J'ai appris enfin que les faits et l'émotion doivent s'équilibrer. Nous ne pouvons pas servir les Canadiens sans user à la fois de notre cœur et de notre raison. Nous ne pouvons pas fermer les yeux et les oreilles sur les faits et nous fonder strictement sur l'émotion. Ici, honorables sénateurs, je parle de ce qu'on appelle l'approche sévère de la justice pénale. Nous pouvons bien avoir horreur des actes qu'un individu commet. Nous pouvons objectivement qualifier d'odieux les actes commis par certains hommes et certaines femmes autochtones en prison. Nous pouvons croire que ces actes méritent d'être punis, mais les statistiques de surreprésentation des femmes autochtones en prison devraient suffire pour nous faire comprendre qu'il y a d'autres facteurs à considérer. C'est notre rôle de trouver ces facteurs.

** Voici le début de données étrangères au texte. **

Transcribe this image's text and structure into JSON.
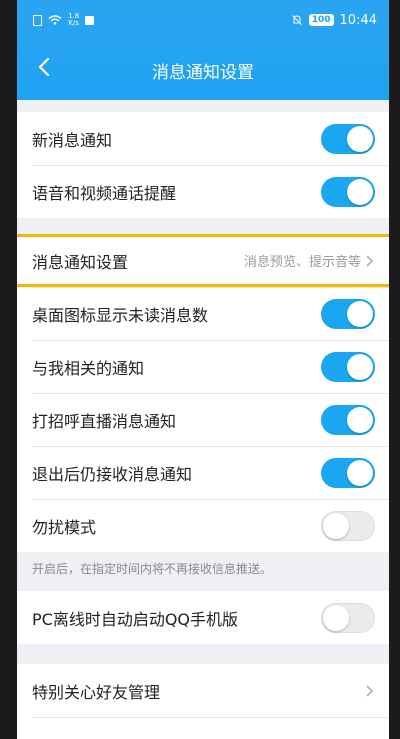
{
  "status_bar": {
    "network_speed_value": "1.8",
    "network_speed_unit": "K/s",
    "battery": "100",
    "time": "10:44"
  },
  "header": {
    "title": "消息通知设置"
  },
  "section1": [
    {
      "label": "新消息通知",
      "toggle": "on"
    },
    {
      "label": "语音和视频通话提醒",
      "toggle": "on"
    }
  ],
  "section2": {
    "nav_row": {
      "label": "消息通知设置",
      "detail": "消息预览、提示音等"
    },
    "toggles": [
      {
        "label": "桌面图标显示未读消息数",
        "toggle": "on"
      },
      {
        "label": "与我相关的通知",
        "toggle": "on"
      },
      {
        "label": "打招呼直播消息通知",
        "toggle": "on"
      },
      {
        "label": "退出后仍接收消息通知",
        "toggle": "on"
      },
      {
        "label": "勿扰模式",
        "toggle": "off"
      }
    ],
    "note": "开启后，在指定时间内将不再接收信息推送。"
  },
  "section3": {
    "label": "PC离线时自动启动QQ手机版",
    "toggle": "off"
  },
  "section4": {
    "label": "特别关心好友管理"
  },
  "colors": {
    "accent": "#1aa6f1",
    "highlight": "#f5b800"
  }
}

Je veux maintenant passer à une observation concernant les places que la sénatrice Pate et moi occupons. Elle défend les droits des prisonniers et surtout ceux des femmes autochtones en prison, et j'œuvre à améliorer et à mieux comprendre l'intégration et l'inclusion des nouveaux venus. Les immigrants et les Autochtones du Canada ont, je crois, beaucoup en commun, peut-être parce que ce sont les deux seuls segments de notre population qui connaissent une certaine croissance, mais il faut se rendre compte qu'il y a bien peu de possibilités d'établir des liens entre les uns et les autres. Il y a un certain écart affectif entre nous, et je m'interroge sur ce qui nous sépare.
J'avais toujours pensé que le Canada avait différentes histoires. C'est un pays complexe, formé de nombreux éléments constitutifs parfois mobiles. Il me semble que cette histoire nous est racontée de différentes façons. Il y a l'histoire des premiers peuples, l'histoire de la colonisation, l'histoire du bilinguisme, l'histoire de la réunification, l'histoire des immigrants du Canada. Toutes ces histoires n'ont pas de points de convergence, surtout dans les salles de classe du pays.
C'est à l'occasion de mon examen de citoyenneté, que j'ai passé trois ans après mon arrivée dans le pays, que j'ai commencé à prendre connaissance de l'histoire des premiers peuples du Canada. Cette connaissance était, au mieux, très superficielle. Je crois d'ailleurs que c'est encore le cas. Dans le serment que j'ai prêté, il n'a été nulle part question de la présence, de l'histoire et de la place des peuples autochtones. Je suis enchantée du fait que le gouvernement du Canada a promis de modifier ce serment dans l'esprit des recommandations de la Commission de vérité et réconciliation. Je crois qu'il est important de bien faire comprendre aux nouveaux Canadiens, comme l'a dit avec beaucoup d'éloquence notre ancienne gouverneure générale, Adrienne Clarkson, que lorsqu'on est admis dans la famille canadienne, on devient partie intégrante de la totalité et non de certaines parties de la famille.
Honorables sénateurs, lorsque je prends du recul par rapport à la question à l'étude, je vois une histoire d'exclusion partagée et de différences communes. Je me demande alors : « Comment pouvons-nous miser sur ces expériences pour aller de l'avant et éliminer cet écart affectif? » J'espère trouver des réponses en collaborant étroitement avec la sénatrice Pate et avec d'autres personnes et en m'inspirant d'elle. J'espère avoir été assez concise et avoir quand même ajouté quelque chose à cet important sujet.
(Sur la motion de la sénatrice Boniface, le débat est ajourné.)
(La séance est levée, et le Sénat s'ajourne au jeudi 9 février 2017, à 13 h 30.)